Al termine di questo schizzo di una storia dei giardini, che non copre che un’infima parte del soggetto, considereremo meglio, forse, l’importanza rivestita da quest’arte nella storia del pensiero umano. L’abbiamo vista nascere a partire dalle credenze e dai miti ai quali dà corpo. A Roma, come in Persia e in Cina, comincia con l’essere il supporto di un pensiero religioso e, poco a poco, la sua ispirazione si «laicizza», nella misura in cui la magia fa spazio alla bellezza. È possibile, ma attualmente non dimostrabile, che le diverse «cosmogonie» del giardino abbiano esercitato le une sulle altre, per lo meno in dati momenti, una influenza indiretta. Ma l’ipotesi non è necessaria: per se stessi, e ovunque, i culti naturalisti hanno teso a incarnarsi in un giardino. C’è in questo una sorta di necessità cui non si è sottratta nessuna civiltà. È abbastanza significativo in Occidente l’esempio del XVIII secolo che, volendo ritrovare il senso della Natura, non poté far di meglio che adattarla a suo gusto nei giardini.

Non crediamo però che filosofia e letteratura siano del tutto determinanti in questa creazione di uno stile. Abbiamo visto come i dati invitino a considerare al contrario una priorità del giardino. La letteratura non è sempre creatrice di ideali; anzi non è spesso che l’espressione più bruciante di concezioni ispirate ad altre arti. Queste ultime, pittura, giardino, architettura, rappresentazioni teatrali, musica contribuiscono, forse più profondamente, a formare, quindi a generalizzare, infine ad imporre agli scrittori stessi un’estetica ormai diffusa di cui essi faranno bene o male la teoria. Rousseau viene dopo William Kent e Alexandre Pope, come le Bucoliche di Virgilio, cosi piene, anch’esse, di visioni ispirate dal giardino, arrivano dopo le prime opere dell’ars topiaria. I rapporti dell’arte dei giardini con la pittura sono ancora più stretti di quelli che intreccia con la letteratura. Tra il pittore e il poeta il giardino costituisce un vero e proprio mediatore, che mette alla prova della realtà le concezioni dell’uno e dell’altro.

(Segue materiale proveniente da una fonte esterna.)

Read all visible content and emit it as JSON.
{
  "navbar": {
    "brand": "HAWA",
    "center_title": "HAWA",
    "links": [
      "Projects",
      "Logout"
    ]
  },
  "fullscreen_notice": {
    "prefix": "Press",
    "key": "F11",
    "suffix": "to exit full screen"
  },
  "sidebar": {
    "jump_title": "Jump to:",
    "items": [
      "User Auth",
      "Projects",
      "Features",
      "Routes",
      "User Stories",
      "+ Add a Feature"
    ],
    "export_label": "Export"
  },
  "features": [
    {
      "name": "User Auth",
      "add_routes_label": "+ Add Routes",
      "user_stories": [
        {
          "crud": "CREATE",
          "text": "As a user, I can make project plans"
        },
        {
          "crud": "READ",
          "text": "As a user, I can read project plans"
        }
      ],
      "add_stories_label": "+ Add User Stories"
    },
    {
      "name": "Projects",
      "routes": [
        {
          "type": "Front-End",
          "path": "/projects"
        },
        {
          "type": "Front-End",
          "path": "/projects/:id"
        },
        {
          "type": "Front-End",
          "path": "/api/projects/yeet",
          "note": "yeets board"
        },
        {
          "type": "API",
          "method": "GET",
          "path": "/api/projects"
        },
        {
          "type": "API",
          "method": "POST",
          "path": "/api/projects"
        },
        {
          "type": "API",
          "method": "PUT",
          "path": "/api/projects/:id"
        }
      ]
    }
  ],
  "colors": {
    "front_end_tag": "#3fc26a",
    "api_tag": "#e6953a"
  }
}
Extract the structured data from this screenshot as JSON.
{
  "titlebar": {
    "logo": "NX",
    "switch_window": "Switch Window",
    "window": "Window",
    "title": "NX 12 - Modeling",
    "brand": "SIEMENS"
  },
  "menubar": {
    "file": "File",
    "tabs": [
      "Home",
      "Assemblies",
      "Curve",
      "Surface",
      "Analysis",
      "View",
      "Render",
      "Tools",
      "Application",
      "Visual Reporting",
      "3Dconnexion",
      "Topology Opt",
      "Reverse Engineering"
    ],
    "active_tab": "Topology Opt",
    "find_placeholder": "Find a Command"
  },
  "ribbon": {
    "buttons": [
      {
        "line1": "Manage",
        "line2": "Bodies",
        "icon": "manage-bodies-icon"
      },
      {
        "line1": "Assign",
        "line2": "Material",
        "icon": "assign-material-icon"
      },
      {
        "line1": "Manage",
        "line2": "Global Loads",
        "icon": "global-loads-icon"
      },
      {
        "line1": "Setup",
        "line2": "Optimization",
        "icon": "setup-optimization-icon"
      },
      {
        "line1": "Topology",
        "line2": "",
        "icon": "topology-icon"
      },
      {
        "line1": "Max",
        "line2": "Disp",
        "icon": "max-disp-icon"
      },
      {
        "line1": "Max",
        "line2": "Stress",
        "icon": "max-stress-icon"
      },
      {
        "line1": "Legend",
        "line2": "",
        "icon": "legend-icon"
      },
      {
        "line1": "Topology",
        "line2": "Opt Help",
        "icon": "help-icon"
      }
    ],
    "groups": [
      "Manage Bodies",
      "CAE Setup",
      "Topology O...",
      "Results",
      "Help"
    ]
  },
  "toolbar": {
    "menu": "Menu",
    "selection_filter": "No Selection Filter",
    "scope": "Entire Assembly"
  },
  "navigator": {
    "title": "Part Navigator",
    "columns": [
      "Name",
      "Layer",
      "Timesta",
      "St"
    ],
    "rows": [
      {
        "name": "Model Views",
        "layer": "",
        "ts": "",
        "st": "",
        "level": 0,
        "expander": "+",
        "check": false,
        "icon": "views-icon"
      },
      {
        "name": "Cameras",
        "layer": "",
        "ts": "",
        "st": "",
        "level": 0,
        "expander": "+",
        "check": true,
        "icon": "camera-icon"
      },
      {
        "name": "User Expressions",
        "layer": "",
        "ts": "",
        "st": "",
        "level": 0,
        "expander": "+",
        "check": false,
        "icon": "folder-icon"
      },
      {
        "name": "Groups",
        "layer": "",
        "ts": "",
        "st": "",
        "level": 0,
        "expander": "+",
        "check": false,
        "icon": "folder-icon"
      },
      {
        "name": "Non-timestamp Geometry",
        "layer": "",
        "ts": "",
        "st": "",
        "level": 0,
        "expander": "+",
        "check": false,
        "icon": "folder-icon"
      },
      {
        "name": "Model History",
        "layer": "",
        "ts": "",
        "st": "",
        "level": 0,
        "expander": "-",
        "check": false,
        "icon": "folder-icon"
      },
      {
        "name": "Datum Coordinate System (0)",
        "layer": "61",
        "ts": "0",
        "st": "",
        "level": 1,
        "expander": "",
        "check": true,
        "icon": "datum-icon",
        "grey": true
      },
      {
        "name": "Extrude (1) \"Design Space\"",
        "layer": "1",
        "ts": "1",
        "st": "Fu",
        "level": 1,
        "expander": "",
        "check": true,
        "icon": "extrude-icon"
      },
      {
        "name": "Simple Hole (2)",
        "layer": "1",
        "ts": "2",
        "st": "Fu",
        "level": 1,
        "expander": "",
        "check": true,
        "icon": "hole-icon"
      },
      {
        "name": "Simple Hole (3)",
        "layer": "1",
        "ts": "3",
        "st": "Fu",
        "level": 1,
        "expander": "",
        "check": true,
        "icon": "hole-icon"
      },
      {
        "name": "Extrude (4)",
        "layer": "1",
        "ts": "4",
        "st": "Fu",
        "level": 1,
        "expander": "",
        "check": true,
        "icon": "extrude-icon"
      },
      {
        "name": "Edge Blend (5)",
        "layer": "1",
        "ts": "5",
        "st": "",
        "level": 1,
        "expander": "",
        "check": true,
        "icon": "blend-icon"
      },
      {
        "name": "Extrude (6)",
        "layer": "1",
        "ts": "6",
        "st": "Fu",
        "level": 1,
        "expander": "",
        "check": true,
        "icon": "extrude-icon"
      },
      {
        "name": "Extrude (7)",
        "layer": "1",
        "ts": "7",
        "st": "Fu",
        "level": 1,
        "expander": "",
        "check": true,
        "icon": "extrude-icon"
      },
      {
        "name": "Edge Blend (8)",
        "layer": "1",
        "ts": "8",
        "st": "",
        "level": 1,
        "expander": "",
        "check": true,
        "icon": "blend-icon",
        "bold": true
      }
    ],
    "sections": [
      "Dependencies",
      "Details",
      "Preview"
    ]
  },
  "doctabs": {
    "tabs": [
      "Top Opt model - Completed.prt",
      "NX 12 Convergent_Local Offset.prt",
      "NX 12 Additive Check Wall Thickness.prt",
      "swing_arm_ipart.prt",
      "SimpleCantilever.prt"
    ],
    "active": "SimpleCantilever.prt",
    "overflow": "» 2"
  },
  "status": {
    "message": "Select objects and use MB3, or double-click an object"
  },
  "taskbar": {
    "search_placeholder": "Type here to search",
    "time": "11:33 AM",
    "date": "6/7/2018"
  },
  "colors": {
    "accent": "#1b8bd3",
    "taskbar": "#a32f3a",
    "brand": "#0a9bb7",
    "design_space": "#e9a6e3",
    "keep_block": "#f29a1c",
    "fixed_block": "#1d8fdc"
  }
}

Sebbene il giardino sia limitato nei suoi mezzi, abbiamo visto che arriva a differenziarsi in stili ben definiti; abbiamo anche visto che questi stili oscillavano tra due poli, a seconda che dominasse lo spirito costruttivo e geometrico o al contrario il ricorso alla sensazione pura. Ma abbiamo dovuto confessare molto spesso che non esiste un giardino completamente geometrico né completamente disordinato. La maggior parte delle creazioni conosciute arrivano ad unire le due tendenze, e non si distinguono che a seconda dell’importanza data a ciascuna delle due. Questa scelta varia a seconda del clima, della funzione sociale o religiosa del giardino, ed anche delle influenze passeggere. Al di là delle variazioni, si ritrovano alcune grandi «costanti»: l’impiego della terrazza per esempio, che definisce una prima grande corrente stilistica, da Babilonia al giardino «alla francese», passando per Roma e per l’Italia del Rinascimento. Poi, l’impiego dell’acqua: con il fiume a serpentina, andiamo dalla Cina e dal Giappone al giardino pittoresco d’Occidente; mentre l’acqua canalizzata, le cascate artificiali, i getti d’acqua ci conducono dalla Persia e dall’Egitto fino al giardino barocco e, una volta ancora, allo stile francese. Infine, il ricorso alle «macchine», agli artifici della magia, definisce un altra linea continua che va da Bisanzio e dall’Islam fino al «giardino da opera» che coesiste, in Occidente, con il rigore geometrico. Ciascuna di queste grandi «costanti» del giardino si spiega con influenze dirette di oui abbiamo cercato di segnare le tappe. Si impone ad una data epoca e contribuisce a determinare per ciascuna una visione del mondo, anche se questa si trova sovente alle dipendenze di concezioni spesso lontane, a volte perdute in nebbie leggendarie, ma di cui la storia dei giardini ci prova la sopravvivenza e l’azione. Chi avrebbe pensato, se il giardino non ce ne avesse portato la prova, che Madame de Montespan si divertisse con gli stessi giochi che avevano fatto la delizia dei conquistatori mongoli a contatto del mondo bizantino?